Com o objetivo de “transformar a solidariedade das comunidades numa solidariedade do Estado”, José Manuel Pureza e Fabian Figueiredo apresentaram esta terça-feira na Assembleia da República um pacote de dez medidas de emergência que constitui um “escudo social” para proteger e reconstruir as comunidades afetadas pela tempestade Kristin.
Depressão Kristin
Atraso, autopromoção, abandono: como o Governo respondeu à tempestade
“O país precisa de uma resposta forte e coerente”, afirmou José Manuel Pureza, acrescentando que o “sentimento de indignação e abandono é demasiado forte” entre a população para que não exista da parte do Estado uma resposta à altura.
Neste “escudo social”, o Bloco propõe um apoio direto às famílias até 2,5 vezes o valor do Indexante dos Apoios Sociais, o que perfaz 1.342,50 euros por adulto em cada agregado que perdeu rendimento, de forma a garantir a subsistência e bens imediatos das famílias por um prazo de 12 meses. Para quem esteja desempregado, a proposta é de prorrogação por seis meses dos subsídios de desemprego que terminem no primeiro trimestre de 2026.
Para ajudar ao realojamento urgente de quem perdeu a habitação própria e permanente, o Bloco propõe a atribuição de um subsídio de renda extraordinário com base nos valores do IHRU para cada concelho. Aos imóveis que sofreram danos estruturais severos, a proposta é de isenção do IMI deste ano.
Outro apoio proposto destinado aos comerciantes e empresários que arrendam as suas instalações, é a da suspensão das rendas industriais e comerciais, com o Estado a compensar diretamente os senhorios. O Bloco quer também aplicar um travão aos despejos e denúncias de contrato em casas de habitação própria e permanente e estabelecimentos comerciais e industriais nos concelhos afetados até dezembro de 2026.
Nos apoios aos meios de socorro que estão na linha da frente, o Bloco propõe um suplemento de 20% do salário base por cada dia de missão para operacionais de socorro, limpeza, forças de segurança e militares.
O combate à especulação dos preços dos bens de primeira necessidade, como produtos alimentares e de higiene, é outra preocupação deste pacote de medidas, que inclui a vigilância de preços e monitorização por parte da ASAE nos concelhos em situação de calamidade.
Como forma de justiça reparadora às vítimas da catástrofe, a proposta é de criar um regime excecional de responsabilidade civil extracontratual do Estado, que atribua uma indemnização base de 180 mil euros por morte ou incapacidade permanente absoluta devido à tempestade, incluindo danos ocorridos em operações de socorro e reabilitação.

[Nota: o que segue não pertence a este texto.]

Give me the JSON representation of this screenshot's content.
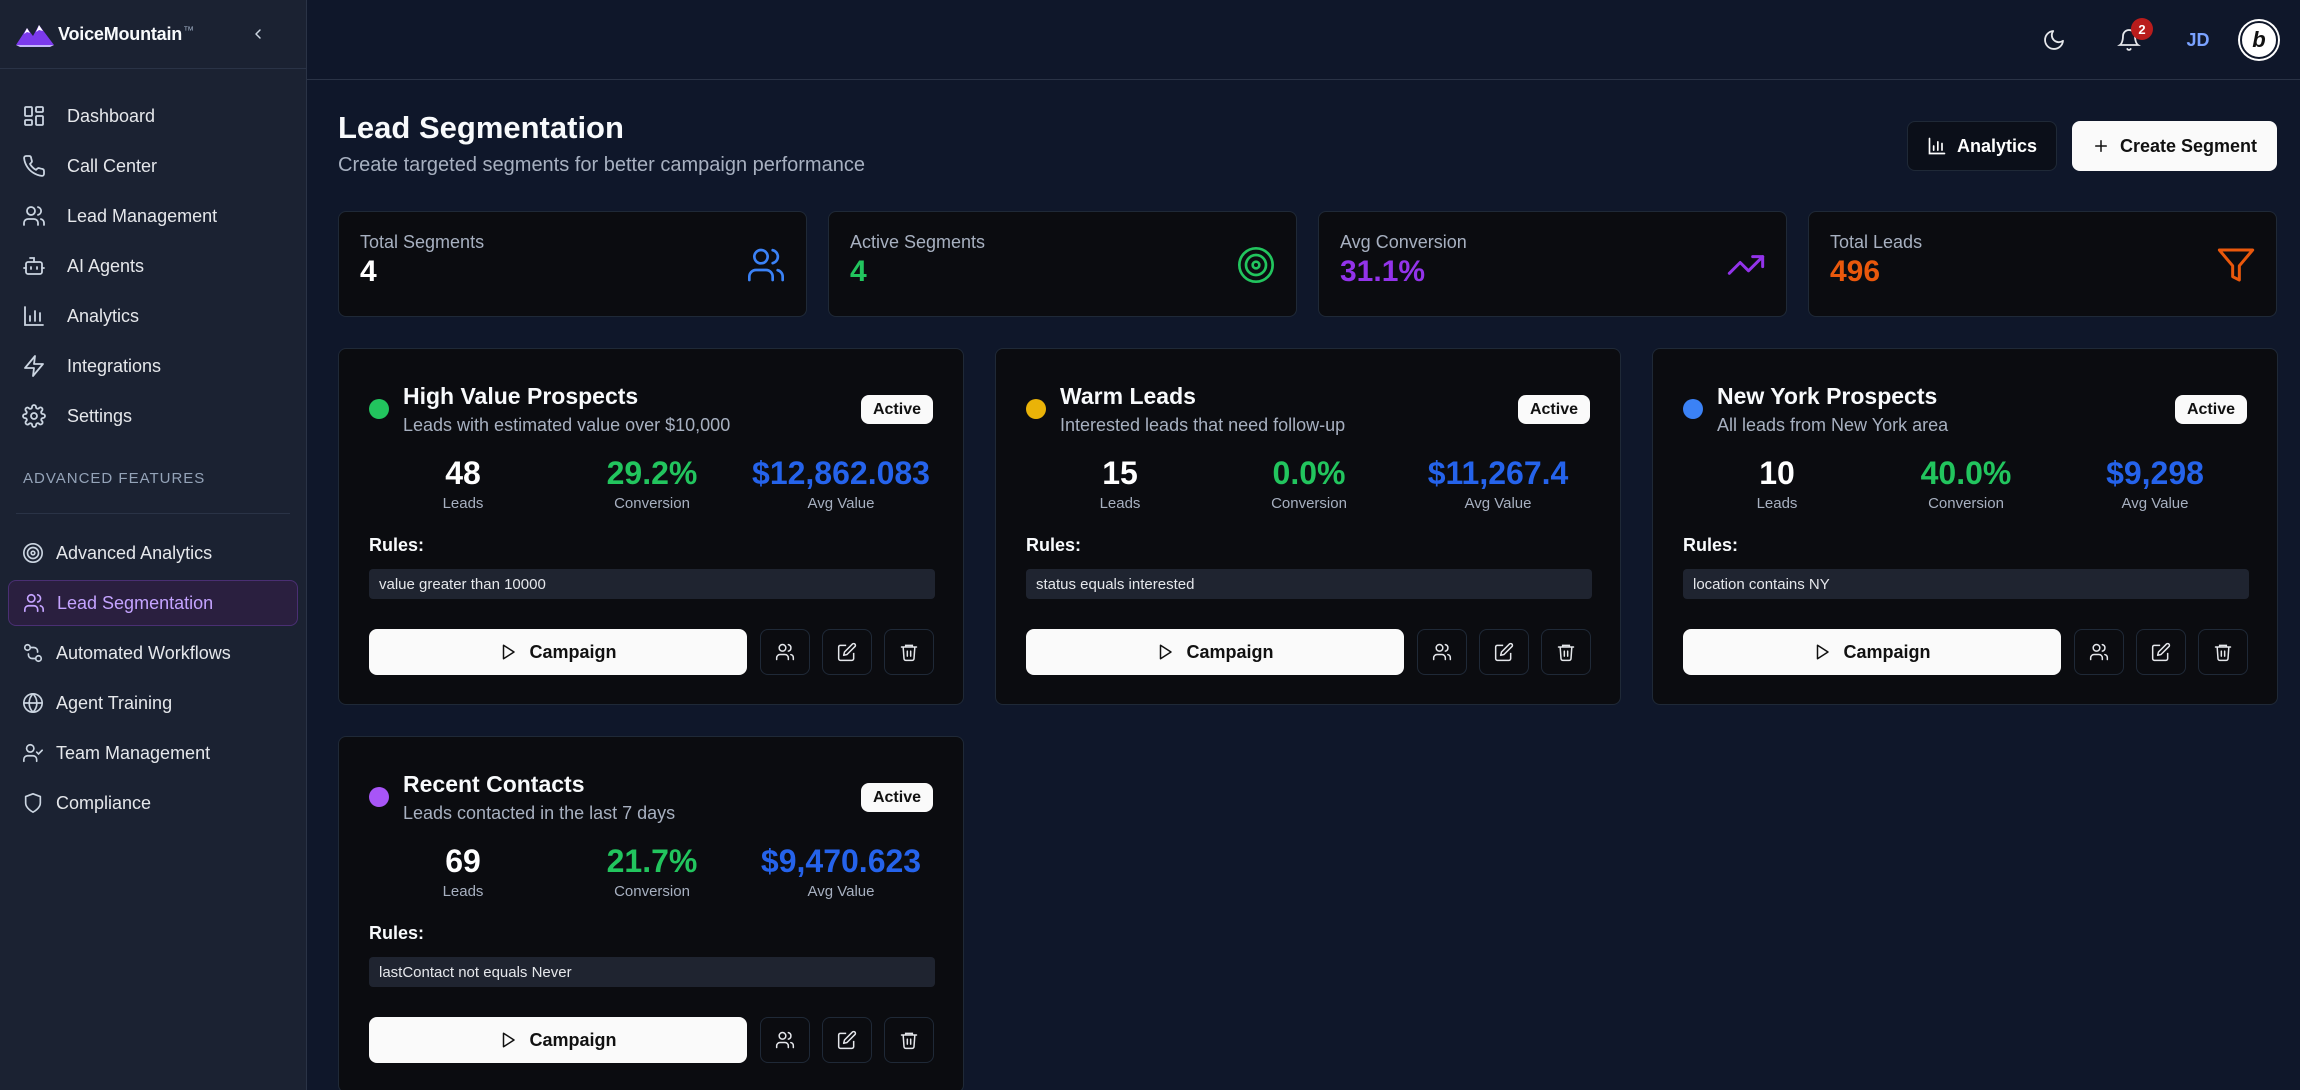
{
  "brand": {
    "name": "VoiceMountain",
    "mark": "™",
    "logo_icon": "mountain-logo-icon"
  },
  "sidebar": {
    "items": [
      {
        "label": "Dashboard",
        "icon": "dashboard-icon"
      },
      {
        "label": "Call Center",
        "icon": "phone-icon"
      },
      {
        "label": "Lead Management",
        "icon": "users-icon"
      },
      {
        "label": "AI Agents",
        "icon": "bot-icon"
      },
      {
        "label": "Analytics",
        "icon": "bar-chart-icon"
      },
      {
        "label": "Integrations",
        "icon": "zap-icon"
      },
      {
        "label": "Settings",
        "icon": "gear-icon"
      }
    ],
    "section_label": "ADVANCED FEATURES",
    "advanced": [
      {
        "label": "Advanced Analytics",
        "icon": "target-icon"
      },
      {
        "label": "Lead Segmentation",
        "icon": "users-icon",
        "active": true
      },
      {
        "label": "Automated Workflows",
        "icon": "workflow-icon"
      },
      {
        "label": "Agent Training",
        "icon": "brain-icon"
      },
      {
        "label": "Team Management",
        "icon": "user-check-icon"
      },
      {
        "label": "Compliance",
        "icon": "shield-icon"
      }
    ]
  },
  "topbar": {
    "notification_count": "2",
    "user_initials": "JD",
    "org_logo_letter": "b"
  },
  "header": {
    "title": "Lead Segmentation",
    "subtitle": "Create targeted segments for better campaign performance",
    "analytics_label": "Analytics",
    "create_label": "Create Segment"
  },
  "stats": [
    {
      "label": "Total Segments",
      "value": "4",
      "color": "#ffffff",
      "icon": "users-icon",
      "icon_color": "#3b82f6"
    },
    {
      "label": "Active Segments",
      "value": "4",
      "color": "#22c55e",
      "icon": "target-icon",
      "icon_color": "#22c55e"
    },
    {
      "label": "Avg Conversion",
      "value": "31.1%",
      "color": "#9333ea",
      "icon": "trending-up-icon",
      "icon_color": "#9333ea"
    },
    {
      "label": "Total Leads",
      "value": "496",
      "color": "#ea580c",
      "icon": "filter-icon",
      "icon_color": "#ea580c"
    }
  ],
  "segments": [
    {
      "name": "High Value Prospects",
      "description": "Leads with estimated value over $10,000",
      "status": "Active",
      "dot_color": "#22c55e",
      "leads": "48",
      "leads_label": "Leads",
      "conversion": "29.2%",
      "conversion_label": "Conversion",
      "avg_value": "$12,862.083",
      "avg_value_label": "Avg Value",
      "rules_label": "Rules:",
      "rule": "value greater than 10000",
      "campaign_label": "Campaign"
    },
    {
      "name": "Warm Leads",
      "description": "Interested leads that need follow-up",
      "status": "Active",
      "dot_color": "#eab308",
      "leads": "15",
      "leads_label": "Leads",
      "conversion": "0.0%",
      "conversion_label": "Conversion",
      "avg_value": "$11,267.4",
      "avg_value_label": "Avg Value",
      "rules_label": "Rules:",
      "rule": "status equals interested",
      "campaign_label": "Campaign"
    },
    {
      "name": "New York Prospects",
      "description": "All leads from New York area",
      "status": "Active",
      "dot_color": "#3b82f6",
      "leads": "10",
      "leads_label": "Leads",
      "conversion": "40.0%",
      "conversion_label": "Conversion",
      "avg_value": "$9,298",
      "avg_value_label": "Avg Value",
      "rules_label": "Rules:",
      "rule": "location contains NY",
      "campaign_label": "Campaign"
    },
    {
      "name": "Recent Contacts",
      "description": "Leads contacted in the last 7 days",
      "status": "Active",
      "dot_color": "#a855f7",
      "leads": "69",
      "leads_label": "Leads",
      "conversion": "21.7%",
      "conversion_label": "Conversion",
      "avg_value": "$9,470.623",
      "avg_value_label": "Avg Value",
      "rules_label": "Rules:",
      "rule": "lastContact not equals Never",
      "campaign_label": "Campaign"
    }
  ],
  "colors": {
    "conversion": "#22c55e",
    "avg_value": "#2563eb"
  }
}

Tendo em vista acelerar a reconstrução das infraestruturas dos territórios afetados, o Bloco propõe um financiamento público a 100% para obras em vias e redes municipais, com adiantamento imediato de 25%.
“O Estado deixou as pessoas à deriva e à sua mercê”
O Bloco de Esquerda pretende que estas propostas sejam discutidas o mais rapidamente possível na Assembleia da República e vai agendar esse debate para o dia 4 de março. O deputado bloquista Fabian Figueiredo disse aos jornalistas que o trabalho para elaboração destas medidas, nomeadamente a da justiça reparadora, resulta do que se aprendeu com os erros do passado, recorrendo aos exemplos dos incêndios de 2017 ou da resposta às tempestades de Valencia por parte do governo espanhol.
“O Estado deixou as pessoas à deriva e à sua mercê”, prosseguiu o deputado do Bloco, criticando em seguida a ação dos vários membros do Governo nos dias que se seguiram à catástrofe. “Queremos garantir que há um escudo social que protege e ajuda a população”, acrescentou Fabian Figueiredo, manifestando confiança no acolhimento destas propostas por outros grupos parlamentares e desafiando o Governo a copiá-las. “Se o Governo quiser, porque tem instrumentos para o fazer, copiar todas as medidas e implementá-las o mais depressa possível, nós ficaremos muito contentes com isso. (…) Porque isso significa que as populações afetadas têm a resposta que necessitam no tempo mais rápido possível”, concluiu.